Aaron appears in the desert as an incarnate demonstration of God’s presence and provision. In that way, he is a type of Christ. 

God knows our need for physical connection so intimately that he made himself incarnate, in a body that sleeps and cries and eats, in the form of his son Jesus: “For we do not have a high priest who is unable to sympathize with our weaknesses, but one who in every respect has been tempted as we are, yet without sin” (Hebrews 4:15). 

Jesus knows our weakness, sympathizes with our suffering, and stands with us in temptation, because he has physically experienced it all as we have. Ours is not an abstract God out of touch with our lives, or a haughty God who refuses to interact with our menial existence. Ours is a loving God who humbled himself to experience life in the world he himself created. God became physical, so we can trust that he understands our physical needs and desires.

A Physical Savior

Aaron was later appointed the first high priest of Israel (Hebrews 5:4), the intercessor between the people and God. But he, like all his successors, was an imperfect high priest: he had to sacrifice for his own sins, in addition to those of the people (Hebrews 5:3). 

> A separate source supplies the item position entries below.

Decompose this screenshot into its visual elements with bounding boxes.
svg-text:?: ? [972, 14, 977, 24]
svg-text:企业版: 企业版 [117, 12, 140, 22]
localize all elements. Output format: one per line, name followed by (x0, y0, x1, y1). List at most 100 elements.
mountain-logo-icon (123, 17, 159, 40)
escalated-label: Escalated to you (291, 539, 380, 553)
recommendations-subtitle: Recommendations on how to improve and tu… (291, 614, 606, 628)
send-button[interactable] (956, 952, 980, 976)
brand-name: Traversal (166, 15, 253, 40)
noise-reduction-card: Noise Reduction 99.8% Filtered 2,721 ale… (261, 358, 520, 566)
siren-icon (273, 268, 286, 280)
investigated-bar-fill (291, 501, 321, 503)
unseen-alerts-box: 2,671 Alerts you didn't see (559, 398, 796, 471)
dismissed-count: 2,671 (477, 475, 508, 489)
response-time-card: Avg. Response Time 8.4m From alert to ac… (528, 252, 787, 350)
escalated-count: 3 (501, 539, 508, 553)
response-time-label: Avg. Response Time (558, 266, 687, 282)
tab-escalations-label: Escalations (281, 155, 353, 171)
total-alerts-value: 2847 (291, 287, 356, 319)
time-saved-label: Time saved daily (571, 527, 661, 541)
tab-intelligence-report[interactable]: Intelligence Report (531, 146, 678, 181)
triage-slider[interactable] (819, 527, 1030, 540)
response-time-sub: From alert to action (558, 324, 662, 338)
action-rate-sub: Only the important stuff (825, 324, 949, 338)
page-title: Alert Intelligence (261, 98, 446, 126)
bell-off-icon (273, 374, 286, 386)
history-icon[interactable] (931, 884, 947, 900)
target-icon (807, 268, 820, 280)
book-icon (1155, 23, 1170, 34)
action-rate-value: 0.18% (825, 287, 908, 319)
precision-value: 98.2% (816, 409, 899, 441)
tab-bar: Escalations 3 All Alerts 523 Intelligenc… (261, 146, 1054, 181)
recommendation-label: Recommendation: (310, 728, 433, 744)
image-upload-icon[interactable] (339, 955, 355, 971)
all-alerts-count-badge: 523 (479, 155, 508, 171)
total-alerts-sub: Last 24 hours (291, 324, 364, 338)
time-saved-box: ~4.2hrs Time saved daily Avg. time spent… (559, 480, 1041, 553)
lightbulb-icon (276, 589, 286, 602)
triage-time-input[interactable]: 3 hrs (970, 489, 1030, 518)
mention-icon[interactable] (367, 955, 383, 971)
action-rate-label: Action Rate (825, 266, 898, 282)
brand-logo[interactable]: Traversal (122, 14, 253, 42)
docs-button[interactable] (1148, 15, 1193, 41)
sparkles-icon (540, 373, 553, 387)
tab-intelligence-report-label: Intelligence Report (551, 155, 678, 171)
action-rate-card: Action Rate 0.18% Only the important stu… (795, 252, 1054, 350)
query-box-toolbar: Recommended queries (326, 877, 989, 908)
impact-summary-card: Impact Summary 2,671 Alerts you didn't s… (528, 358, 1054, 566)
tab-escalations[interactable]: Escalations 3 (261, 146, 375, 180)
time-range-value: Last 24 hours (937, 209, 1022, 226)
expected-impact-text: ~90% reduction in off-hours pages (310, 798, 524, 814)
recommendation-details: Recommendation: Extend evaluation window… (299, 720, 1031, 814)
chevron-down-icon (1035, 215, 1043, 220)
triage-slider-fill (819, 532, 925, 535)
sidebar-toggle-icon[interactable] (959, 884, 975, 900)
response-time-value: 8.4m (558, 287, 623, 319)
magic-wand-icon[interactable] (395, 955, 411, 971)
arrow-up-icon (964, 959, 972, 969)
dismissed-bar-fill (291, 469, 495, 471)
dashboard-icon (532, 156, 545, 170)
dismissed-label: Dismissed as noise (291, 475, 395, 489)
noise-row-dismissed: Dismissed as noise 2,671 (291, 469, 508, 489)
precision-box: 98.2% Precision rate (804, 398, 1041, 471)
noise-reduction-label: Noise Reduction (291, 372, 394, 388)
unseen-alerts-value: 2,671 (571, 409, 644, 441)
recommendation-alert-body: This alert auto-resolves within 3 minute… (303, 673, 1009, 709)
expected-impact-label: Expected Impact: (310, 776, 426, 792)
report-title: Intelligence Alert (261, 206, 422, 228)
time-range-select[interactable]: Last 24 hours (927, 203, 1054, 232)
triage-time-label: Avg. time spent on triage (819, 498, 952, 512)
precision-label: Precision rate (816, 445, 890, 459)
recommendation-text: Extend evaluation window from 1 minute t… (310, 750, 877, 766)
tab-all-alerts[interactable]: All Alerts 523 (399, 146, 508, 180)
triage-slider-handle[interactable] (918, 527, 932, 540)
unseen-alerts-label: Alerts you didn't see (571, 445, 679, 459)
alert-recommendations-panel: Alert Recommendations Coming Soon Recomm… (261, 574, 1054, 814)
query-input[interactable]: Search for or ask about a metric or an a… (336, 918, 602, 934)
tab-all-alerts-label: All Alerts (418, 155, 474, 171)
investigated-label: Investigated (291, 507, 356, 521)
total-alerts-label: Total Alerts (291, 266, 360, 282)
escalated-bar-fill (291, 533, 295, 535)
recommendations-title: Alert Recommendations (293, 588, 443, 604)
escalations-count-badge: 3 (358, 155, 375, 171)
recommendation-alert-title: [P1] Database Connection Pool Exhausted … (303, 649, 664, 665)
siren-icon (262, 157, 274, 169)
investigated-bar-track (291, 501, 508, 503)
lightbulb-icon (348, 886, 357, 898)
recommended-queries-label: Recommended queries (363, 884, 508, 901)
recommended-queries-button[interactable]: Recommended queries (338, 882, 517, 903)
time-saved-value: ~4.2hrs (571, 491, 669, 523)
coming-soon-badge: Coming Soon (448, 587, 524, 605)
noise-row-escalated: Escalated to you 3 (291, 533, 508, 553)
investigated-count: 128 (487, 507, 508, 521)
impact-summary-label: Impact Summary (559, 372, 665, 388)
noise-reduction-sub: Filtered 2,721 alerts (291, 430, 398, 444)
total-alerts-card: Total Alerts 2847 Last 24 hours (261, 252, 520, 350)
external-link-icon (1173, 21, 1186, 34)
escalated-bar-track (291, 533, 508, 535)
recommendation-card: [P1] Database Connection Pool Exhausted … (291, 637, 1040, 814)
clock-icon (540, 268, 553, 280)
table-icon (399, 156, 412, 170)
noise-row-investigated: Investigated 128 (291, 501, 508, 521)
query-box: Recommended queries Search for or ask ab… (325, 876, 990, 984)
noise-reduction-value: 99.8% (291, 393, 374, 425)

As our perfect high priest, Jesus lived through the range of human experiences but was without sin. He then offered up his own body as the physical sacrifice, the shedding of blood, that was necessary to forgive our sin and fully restore our relationship with God (Hebrews 9:22). 

Because Jesus physically lived and physically died (and physically resurrected and ascended!), we can “with confidence draw near to the throne of grace, that we may receive mercy and find grace to help in time of need” (Hebrews 4:16). 

The weather is turning crisp. It’s the season for warm drinks and cozy sweaters. Thank God for these tactile comforts! Call out to God in your struggles—but also maybe call or text someone. Man wasn’t meant to be alone. The help God sends may be a spiritual peace, a miraculous intervention, or simply a friend to hug.